Actually, I have calculated the fund price move versus the underlying indices and the 2X funds experience about 1 and 1/2 percent per month time decay, bid/ask spread and slippage due to the use of futures and options.

The full text of my earlier statement suggests that the funds might drain some capital from the funds if the indexes never moved.

"Actually, I believe there is already an example of a similar thing on the market. If you look at their behavior carefully, the 2x Profunds and the 2x Rydex funds are somewhat similar to non-decaying options. They are not exactly the same thing, but their behavior to the downside is similar to an option that never expires, although I expect these funds drain off some value over time if the underlying index never moves."
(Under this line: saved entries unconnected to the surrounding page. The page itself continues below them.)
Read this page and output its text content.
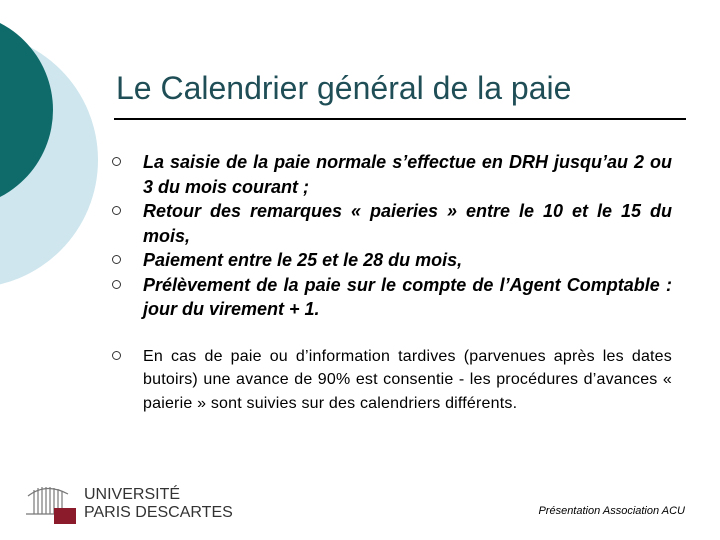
Le Calendrier général de la paie
La saisie de la paie normale s’effectue en DRH jusqu’au 2 ou 3 du mois courant ;
Retour des remarques « paieries » entre le 10 et le 15 du mois,
Paiement entre le 25 et le 28 du mois,
Prélèvement de la paie sur le compte de l’Agent Comptable : jour du virement + 1.
En cas de paie ou d’information tardives (parvenues après les dates butoirs) une avance de 90% est consentie - les procédures d’avances « paierie » sont suivies sur des calendriers différents.
UNIVERSITÉ
PARIS DESCARTES	Présentation Association ACU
However, a curious thing about these funds is that it is difficult, if not impossible, to attribute this drain to slippage or spreads or fund expenses or any other such things. The fact is that the value of the fund corresponding to any particular value of the underlying depends on the path the underlying has taken to get there, even if there is no loading whatsoever. It is the nature of the compounding of the returns that causes this.
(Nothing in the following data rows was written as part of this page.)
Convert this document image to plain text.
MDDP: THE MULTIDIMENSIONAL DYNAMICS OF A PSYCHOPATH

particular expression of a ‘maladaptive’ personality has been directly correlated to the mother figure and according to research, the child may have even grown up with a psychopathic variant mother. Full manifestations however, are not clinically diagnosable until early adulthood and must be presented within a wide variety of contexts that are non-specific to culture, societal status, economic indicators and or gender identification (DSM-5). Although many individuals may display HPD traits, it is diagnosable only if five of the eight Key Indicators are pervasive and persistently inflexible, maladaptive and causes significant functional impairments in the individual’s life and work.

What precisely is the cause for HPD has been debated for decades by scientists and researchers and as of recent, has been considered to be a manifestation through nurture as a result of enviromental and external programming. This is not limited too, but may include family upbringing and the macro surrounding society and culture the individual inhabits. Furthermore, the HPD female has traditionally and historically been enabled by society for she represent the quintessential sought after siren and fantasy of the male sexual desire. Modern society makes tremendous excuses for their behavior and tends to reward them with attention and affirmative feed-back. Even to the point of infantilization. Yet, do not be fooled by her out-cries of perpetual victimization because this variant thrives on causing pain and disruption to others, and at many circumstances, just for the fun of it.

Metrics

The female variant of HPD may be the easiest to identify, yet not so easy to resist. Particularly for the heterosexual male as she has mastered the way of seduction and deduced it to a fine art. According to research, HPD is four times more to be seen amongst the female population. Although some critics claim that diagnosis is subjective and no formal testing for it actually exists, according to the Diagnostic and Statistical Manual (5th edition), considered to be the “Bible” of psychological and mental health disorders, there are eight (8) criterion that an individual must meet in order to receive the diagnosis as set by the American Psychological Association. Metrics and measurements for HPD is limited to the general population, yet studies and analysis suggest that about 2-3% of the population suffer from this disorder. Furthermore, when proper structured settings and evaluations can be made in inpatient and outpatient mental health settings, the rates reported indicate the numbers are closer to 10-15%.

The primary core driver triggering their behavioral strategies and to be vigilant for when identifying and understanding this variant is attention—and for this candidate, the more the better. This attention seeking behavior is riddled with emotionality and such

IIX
The funds seek to perform 2X on a daily basis, and they do that quite well, but 2X on a daily basis does not translate into 2X over several days of up and down movement. I created a simulator that uses random numbers to generate movement of an underlying, and applied +2X and -2X on a daily basis to demonstrate this effect. It shows that if the underlying makes a run up and then back down, both the +2X and the -2X funds will lose money. The good news is that for an extended move up, the +2X fund goes up more than 2X and the -2X goes down less than 2X.
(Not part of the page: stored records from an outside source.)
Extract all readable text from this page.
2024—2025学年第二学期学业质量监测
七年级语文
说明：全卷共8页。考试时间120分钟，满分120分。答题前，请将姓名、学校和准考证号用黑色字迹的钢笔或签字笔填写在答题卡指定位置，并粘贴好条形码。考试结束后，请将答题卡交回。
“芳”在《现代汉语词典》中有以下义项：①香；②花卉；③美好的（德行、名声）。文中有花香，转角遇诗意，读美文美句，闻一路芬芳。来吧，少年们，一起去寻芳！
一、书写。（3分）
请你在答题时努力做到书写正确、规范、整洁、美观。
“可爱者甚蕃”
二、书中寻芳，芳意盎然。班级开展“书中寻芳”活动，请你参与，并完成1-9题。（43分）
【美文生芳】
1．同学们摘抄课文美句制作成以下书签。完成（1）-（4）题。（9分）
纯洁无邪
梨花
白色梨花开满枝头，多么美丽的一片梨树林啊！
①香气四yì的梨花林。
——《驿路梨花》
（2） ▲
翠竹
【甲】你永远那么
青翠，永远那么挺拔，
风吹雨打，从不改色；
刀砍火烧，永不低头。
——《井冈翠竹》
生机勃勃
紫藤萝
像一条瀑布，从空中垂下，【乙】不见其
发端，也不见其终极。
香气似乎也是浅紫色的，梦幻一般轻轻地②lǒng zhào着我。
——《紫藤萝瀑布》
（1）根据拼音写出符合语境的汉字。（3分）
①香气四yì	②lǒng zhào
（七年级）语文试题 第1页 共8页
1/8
I don't doubt your results, but I can show periods of time where the actual Rydex and Profunds results have outperformed the nominal 2X over a long time frame. For example, if you set this chart up to range from 7 October 2002 to 6 January 2004, while the NDX went up 86.58% the Rydex RYVYX went up 199.24% and the Profunds UOPIX went up 203.05% (you can read the numbers from the pop-ups while pointing at the graphs.

stockcharts.com

If you look at the -2X funds over the same period of time, you can see they have not even dropped 80%.

A similar result is obtained if you set the range from the March low to the present. So even if there is some drain of capital from the funds from loading or slippage, I don't know how to de-couple that from the compounding effects evident from the model calculations.

I've looked at the chart set to a range of 2 days to see the one day performance. There is some variation from one day to the next, some days being a bit more than 2X and some days a bit less. I suppose if one had all the daily numbers you could average over the one day changes and see how they came out. I tried this, but there seems to be a lot of bad data from Yahoo. It's too much work to clean it up.